General characteristics
- Type: Passenger/Car ferry
- Classification: Det Norske Veritas
- Tonnage: 11,204 GT; 4,153 NT; 850 DWT;
- Length: LOA 121.8 m (399 ft 7 in); LBP 103.8 m (340 ft 7 in);
- Beam: 19.2 m (63 ft 0 in) (hull); 23.783 m (78 ft 0.3 in) (max);
- Height: 29,7 m (97 ft 5 in)
- Draught: 4.7 m (15 ft 5 in)
- Depth: 10.3 m (33 ft 10 in)
- Ice class: 1C
- Main engines: 2 × MaK 6M552C (2 × 4,500 kW)
- Auxiliary generators: 2 × BMV KRG-8 Two shaft generators
- Propulsion: 2 × KaMeWa 94XF3/4 CPP; 2 × Brunvoll FU63 LTC bow thruster;
- Speed: 18 kn (33 km/h; 21 mph)
- Capacity: 691 passengers; 482 berths; 50 cars;
- Crew: 55

= MS Nordlys (1994) =

MS Nordlys is a Norwegian-registered cruise ship operated by Hurtigruten. She was built by Volkswerft GmbH in Stralsund, Germany in 1994. She has two sister ships, and which also sail for Hurtigruten. The ship caught fire in September 2011 while sailing off Ålesund, Norway.

==Description==

The Nordlys is 121.8 m long overall and 103.8 m at the waterline. The beam and depth of her hull are 19.20 m and 10.30 m, respectively, but the maximum breadth at the bridge wings is 23.783 m.

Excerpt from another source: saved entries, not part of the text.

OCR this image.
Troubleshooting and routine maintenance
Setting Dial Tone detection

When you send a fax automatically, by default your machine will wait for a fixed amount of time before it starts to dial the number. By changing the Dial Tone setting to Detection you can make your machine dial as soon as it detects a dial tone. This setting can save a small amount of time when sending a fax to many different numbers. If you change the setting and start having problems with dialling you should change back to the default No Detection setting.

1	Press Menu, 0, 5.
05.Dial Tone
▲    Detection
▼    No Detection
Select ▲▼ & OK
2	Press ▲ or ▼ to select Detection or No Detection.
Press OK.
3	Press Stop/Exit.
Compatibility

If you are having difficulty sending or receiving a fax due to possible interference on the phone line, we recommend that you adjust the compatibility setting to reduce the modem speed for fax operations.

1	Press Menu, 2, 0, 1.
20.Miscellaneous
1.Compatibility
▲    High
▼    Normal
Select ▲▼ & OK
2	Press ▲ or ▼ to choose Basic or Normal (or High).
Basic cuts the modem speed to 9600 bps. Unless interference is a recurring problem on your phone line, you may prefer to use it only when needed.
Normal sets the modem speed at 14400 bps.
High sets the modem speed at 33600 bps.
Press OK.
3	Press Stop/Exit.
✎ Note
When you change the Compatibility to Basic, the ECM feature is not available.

The draught of the ship is 4.7 m. The gross tonnage of the Nordlys is 11,204, net tonnage 4,153 and deadweight tonnage 850 tonnes. The ship has capacity for 691 passengers in 482 berths and her cargo deck can accommodate 50 cars. She is served by a crew of 55.

The Nordlys has two six-cylinder MaK 6M552C medium-speed diesel engines, each producing 4500 kW and giving her a service speed of 18 kn, coupled to KaMeWa controllable-pitch propellers through Lohmann & Stolterfoht reduction gears. On board the electricity is produced by two BMV KRG-8 auxiliary diesel generators and two shaft generators coupled to the reduction gearboxes. For maneuvering at ports the ship has two Brunvoll bow thrusters.

==History==

Nordlys was built by Volkswerft GmbH, Stralsund, Germany. She was yard number 102.

Nordlys was launched on 13 August 1993. She is allocated IMO number 9048914 and her port of registry is Tromsø. She was delivered to Troms Fylkes Dampskibsselskap AS on 16 March 1994. She sailed to Copenhagen, Denmark for viewing and then on to Hamburg, Germany. On 22 March, she was christened in Oslo, Norway before sailing to Stavanger and across the North Sea to Newcastle upon Tyne and London, United Kingdom. She entered service with Hurtigruten on the Bergen – Kirkenes route on 4 April 1994.

In November 2008, MS Nordlys was taken out of service and laid up at Åndalsnes. She returned to commercial service in 2009.

===2011 fire===

On 15 September 2011 a fire in the engine room killed two people. Twelve people were injured, two of them sustaining serious injuries. Nordlys was off Ålesund, Norway at the time of the accident. All 207 passengers were taken off the ship, which was listing heavily to the port side. But some of the 55 crew remained on board to assist with fire-fighting operations.